Por Jorge Rocha
Twitter; @rochaperiodista / jorgearmando_rocha@yahoo.com.m

Como si se tratara de una obsesión del tabasqueño, las referencias a la historia son permanentes.

El presidente Andrés Manuel López Obrador compara a su gabinete con el de Benito Juárez. En julio pasado ganaron los liberales y perdieron los conservadores, a su parecer. Murió el mal Gobierno.

En su diagnóstico, los conservadores cultivaron privilegios y acrecentaron la desigualdad de la población, recetando e imponiendo una larga y oscura noche de neoliberalismo económico. Llegó el tiempo de prender la luz.

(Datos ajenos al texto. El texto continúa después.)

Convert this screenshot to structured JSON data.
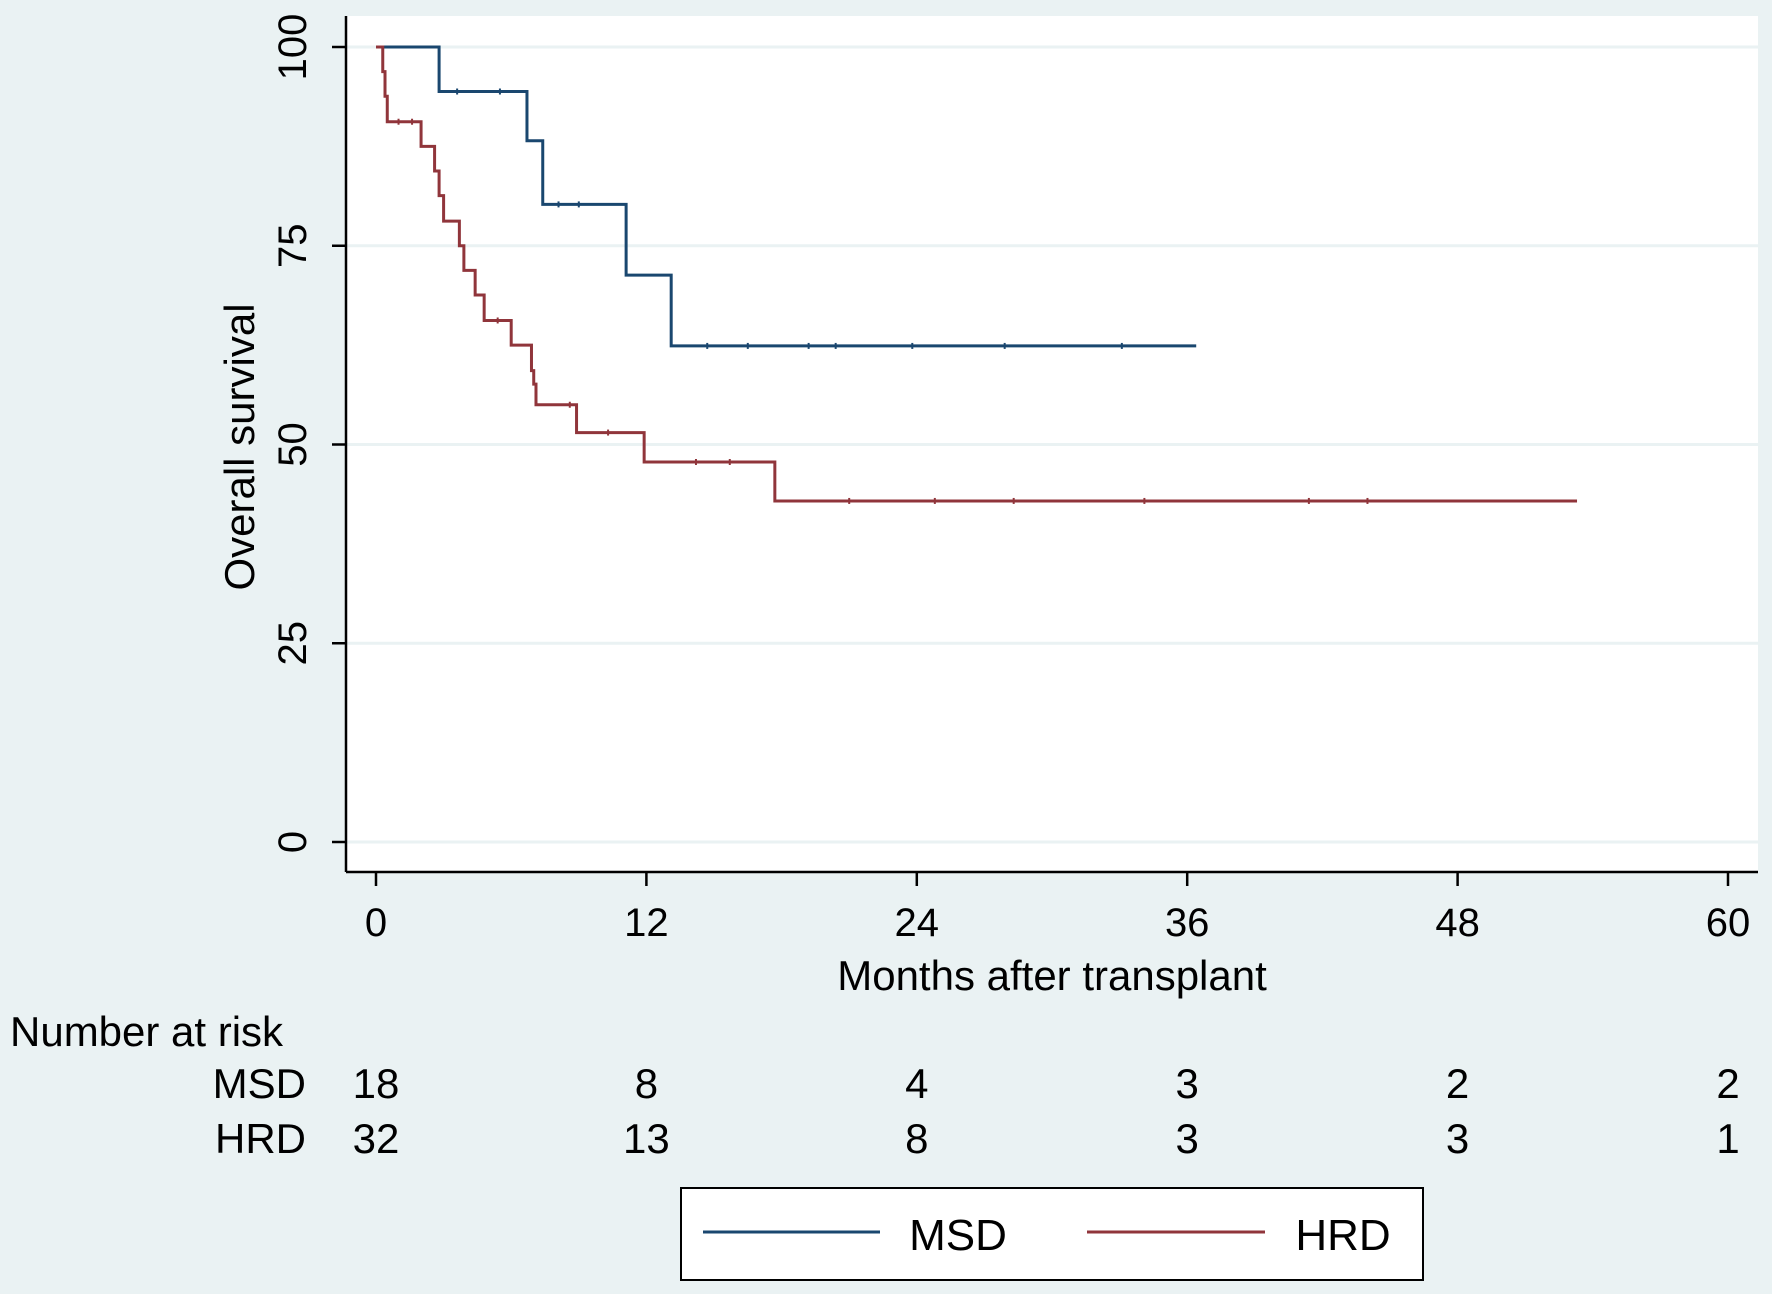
{
  "chart_data": {
    "type": "line",
    "step": true,
    "xlabel": "Months after transplant",
    "ylabel": "Overall survival",
    "xlim": [
      0,
      60
    ],
    "ylim": [
      0,
      100
    ],
    "xticks": [
      0,
      12,
      24,
      36,
      48,
      60
    ],
    "yticks": [
      0,
      25,
      50,
      75,
      100
    ],
    "grid": "horizontal",
    "legend_position": "bottom",
    "series": [
      {
        "name": "MSD",
        "color": "#1a476f",
        "x": [
          0,
          2.8,
          6.7,
          7.4,
          11.1,
          13.1,
          36.4
        ],
        "y": [
          100,
          94.4,
          88.2,
          80.2,
          71.3,
          62.4,
          62.4
        ],
        "censored_x": [
          3.6,
          5.5,
          8.1,
          9.0,
          14.7,
          16.5,
          19.2,
          20.4,
          23.8,
          27.9,
          33.1
        ]
      },
      {
        "name": "HRD",
        "color": "#90353b",
        "x": [
          0,
          0.3,
          0.4,
          0.5,
          0.6,
          2.0,
          2.6,
          2.8,
          3.0,
          3.7,
          3.9,
          4.0,
          4.4,
          4.8,
          6.0,
          6.9,
          7.0,
          7.1,
          8.9,
          11.9,
          17.7,
          53.3
        ],
        "y": [
          100,
          96.9,
          93.8,
          90.6,
          90.6,
          87.5,
          84.4,
          81.3,
          78.1,
          75.0,
          71.9,
          71.9,
          68.8,
          65.6,
          62.5,
          59.3,
          57.6,
          55.0,
          51.5,
          47.8,
          42.9,
          42.9
        ],
        "censored_x": [
          1.0,
          1.6,
          5.4,
          8.6,
          10.3,
          14.2,
          15.7,
          21.0,
          24.8,
          28.3,
          34.1,
          41.4,
          44.0
        ]
      }
    ]
  },
  "risk_table": {
    "title": "Number at risk",
    "times": [
      "0",
      "12",
      "24",
      "36",
      "48",
      "60"
    ],
    "rows": [
      {
        "label": "MSD",
        "counts": [
          "18",
          "8",
          "4",
          "3",
          "2",
          "2"
        ]
      },
      {
        "label": "HRD",
        "counts": [
          "32",
          "13",
          "8",
          "3",
          "3",
          "1"
        ]
      }
    ]
  },
  "legend": {
    "items": [
      {
        "label": "MSD",
        "color": "#1a476f"
      },
      {
        "label": "HRD",
        "color": "#90353b"
      }
    ]
  },
  "colors": {
    "background": "#eaf2f3",
    "plot_region": "#ffffff",
    "grid": "#eaf2f3",
    "axis": "#000000"
  }
}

Él mismo ha puesto los parámetros de comparación: Hidalgo, Morelos, Juárez, Madero, Cárdenas. Y cuando hay tantas expectativas, el margen de error se reduce.

Por eso un ciclista le hace ver el mismo día de su toma de protesta que “no tiene derecho a fallarnos”. Más tarde, López Obrador apela a la tribuna: “No me dejen solo; sin el pueblo, no valgo nada”. La petición de un gobernante que habrá de entender que sus seguidores tienen tanta prisa como sus detractores.

Quiere hacer historia por lo que emula a Lázaro Cárdenas, quien como Presidente decidió no vivir en el Castillo de Chapultepec, y desde el primer minuto convierte Los Pinos en museo. Se trata de desmontar el pasado.

Pretende combatir la corrupción desde arriba, barriendo -como insiste hasta el cansancio- se limpian las escaleras. No obstante, su autodenominada y promovida “cuarta transformación” deberá ser no sólo cualitativa, a través de “predicar con el ejemplo” y sobre todo cuantitativa. El nuevo Presidente será sometido al escrutinio a partir del desempeño de indicadores básicos: crecimiento económico, índices delictivos, percepción de corrupción, marginación y desarrollo humano.

Experiencias internacionales de acciones para cambiar “desde arriba” sobran. Entre 1958 y 1961, Mao Zedong prometió un Gran Salto Adelante en China para llevar a su población a un miserable fracaso.

Décadas antes, en Estados Unidos, Franklin D. Roosevelt demostró que tras la Gran Depresión y mediante un New Deal se podía redistribuir la riqueza.

Dentro de su cuarta transformación, AMLO ha avanzado con determinación. Canceló el nuevo aeropuerto para enviar una señal: “El Gobierno soy yo”.

Incluyó en sus invitaciones al repudiado Presidente de Venezuela, Nicolás Maduro, para dejar claro que su diplomacia será de no intervención. No titubea para actuar.

Su refinería va, su Tren Maya va mediante consultas de democracia participativa que, de no tener certeza en reglas, corren el riesgo de convertirse en frágiles instrumentos de legitimación de decisiones.

¿El mejor de la historia? La interrogante no la podrá responder él, sino nosotros, los ciudadanos. Serán sus frenéticos seguidores los primeros en juzgarlo. El peligro es convertir a un ejército de esperanzados en uno de indignados. No tiene derecho a fallarles.

Hoy está presente la esperanza, y como decía Thomas Jefferson: “A mí me gustan más los sueños del futuro que la historia del pasado”.